Sachin Bansal, one of the country's newest billionaires courtesy his recent exit from Flipkart post its $16 billion deal with Walmart, is ready to get back to the startup world. And this time round he is reportedly going to focus on the fintech space that is growing at a five-year compounded rate of 22%, and the booming agritech sector.
Sources familiar with the Flipkart co-founder's plans told The Economic Times that he will establish a holding company through which he will directly run his new businesses as well as invest money for large minority and majority stakes in the above-mentioned sectors. Bansal has already roped in investment banker Ankit Agarwal as a partner and founding employee of this platform. Agarwal, until recently a director at Bank of America and previously with Deutsche Bank, and Bansal have known each other since their IIT-Delhi days.
"They are evaluating multiple segments as well as investments in both these areas (fintech and agriculture-technology) to understand them better.
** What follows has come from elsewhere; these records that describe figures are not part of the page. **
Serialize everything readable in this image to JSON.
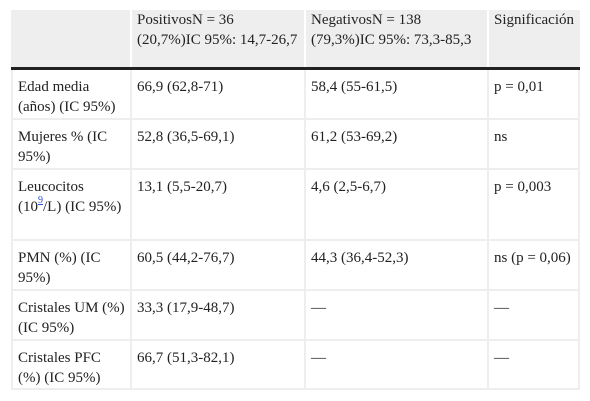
{
  "header": {
    "col1": "",
    "col2": "PositivosN = 36 (20,7%)IC 95%: 14,7-26,7",
    "col3": "NegativosN = 138 (79,3%)IC 95%: 73,3-85,3",
    "col4": "Significación"
  },
  "rows": [
    {
      "label": "Edad media (años) (IC 95%)",
      "positivos": "66,9 (62,8-71)",
      "negativos": "58,4 (55-61,5)",
      "significacion": "p = 0,01"
    },
    {
      "label": "Mujeres % (IC 95%)",
      "positivos": "52,8 (36,5-69,1)",
      "negativos": "61,2 (53-69,2)",
      "significacion": "ns"
    },
    {
      "label_pre": "Leucocitos (10",
      "label_sup": "9",
      "label_post": "/L) (IC 95%)",
      "positivos": "13,1 (5,5-20,7)",
      "negativos": "4,6 (2,5-6,7)",
      "significacion": "p = 0,003"
    },
    {
      "label": "PMN (%) (IC 95%)",
      "positivos": "60,5 (44,2-76,7)",
      "negativos": "44,3 (36,4-52,3)",
      "significacion": "ns (p = 0,06)"
    },
    {
      "label": "Cristales UM (%) (IC 95%)",
      "positivos": "33,3 (17,9-48,7)",
      "negativos": "—",
      "significacion": "—"
    },
    {
      "label": "Cristales PFC (%) (IC 95%)",
      "positivos": "66,7 (51,3-82,1)",
      "negativos": "—",
      "significacion": "—"
    }
  ]
}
These two focus areas are where Bansal is expected to deploy a large chunk of his capital," a source told the daily, adding, "The timeline for when the (holding) company will be launched is not clear yet."
Bansal, who is believed to have made $750-760 million from the Flipkart-Walmart deal by selling his 5% stake in the company, is already in talks to invest $100 million in home-grown cab aggregator Ola and $30 million in electric scooter startup Ather Energy.
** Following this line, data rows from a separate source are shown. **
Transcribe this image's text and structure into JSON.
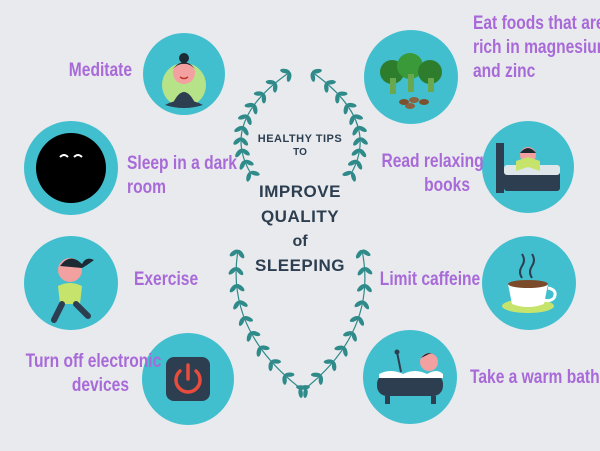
{
  "title": {
    "healthy_tips": "HEALTHY TIPS",
    "to": "TO",
    "line1": "IMPROVE",
    "line2": "QUALITY",
    "line3": "of",
    "line4": "SLEEPING"
  },
  "tips": {
    "meditate": {
      "lines": [
        "Meditate"
      ],
      "icon": "meditation-icon"
    },
    "dark_room": {
      "lines": [
        "Sleep in a dark",
        "room"
      ],
      "icon": "dark-room-icon"
    },
    "exercise": {
      "lines": [
        "Exercise"
      ],
      "icon": "runner-icon"
    },
    "electronics": {
      "lines": [
        "Turn off electronic",
        "devices"
      ],
      "icon": "power-button-icon"
    },
    "foods": {
      "lines": [
        "Eat foods that are",
        "rich in magnesium",
        "and zinc"
      ],
      "icon": "broccoli-icon"
    },
    "books": {
      "lines": [
        "Read relaxing",
        "books"
      ],
      "icon": "reading-in-bed-icon"
    },
    "caffeine": {
      "lines": [
        "Limit caffeine"
      ],
      "icon": "coffee-cup-icon"
    },
    "bath": {
      "lines": [
        "Take a warm bath"
      ],
      "icon": "bathtub-icon"
    }
  },
  "colors": {
    "circle": "#42bfcf",
    "label": "#a86ad8",
    "center_text": "#2c3e50",
    "wreath": "#2f8a8a",
    "background": "#e8eaed"
  }
}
According to sources, the investment in Ola could increase to $150 million, with a portion of it going to buy New York-based investment firm Tiger Global Management's stake in the ride-hailing company apart from the primary infusion.
They added that Bansal had also held talks to invest a further $35-40 million in artificial intelligence-based healthcare venture Sigtuple, where he is already an investor, as well as an "exploratory meeting" with online insurance venture Acko, but both options fell through.
Software body NASSCOM expects the Indian fintech market to touch $2.4 billion by 2020, spurred along in part by the government's push towards a digital economy. So Bansal's interest in the space is hardly surprising. According to the Inc42 Indian Tech Startup Funding Report, fintech startups raised $631.29 million - the highest for tech startup funding - across 70 deals in the first half of the current fiscal alone.
Then, last month, Hong Kong-based hedge fund Steadview Capital announced that it had invested $30 million in IndWealth, a wealth-tech platform launched by Ashish Kashyap, who had founded travel website Ibibo. More recently, FreeCharge co-founder Kunal Shah announced the launch of Cred, a financial services platform targeting consumers having high creditworthiness. The platform raised $25 million about two months ago in a round led by Sequoia and Ribbit.
However, Bansal's interest in the agritech space is raising eyebrows. "It is a huge sector with a huge amount of problems. (But) there are quite a few areas in agriculture where startups are using software-as-a-service (SaaS), Internet of Things (IoT) solutions, and remote sensing to improve the logistics and productivity of the sector," Jinesh Shah, cofounder of agriculture sector-focused venture fund Omnivore, told the daily. He added that the number of companies that approach Omnivore for funding has jumped from just one or two a week in 2012-2013 to about 6-7 a week now.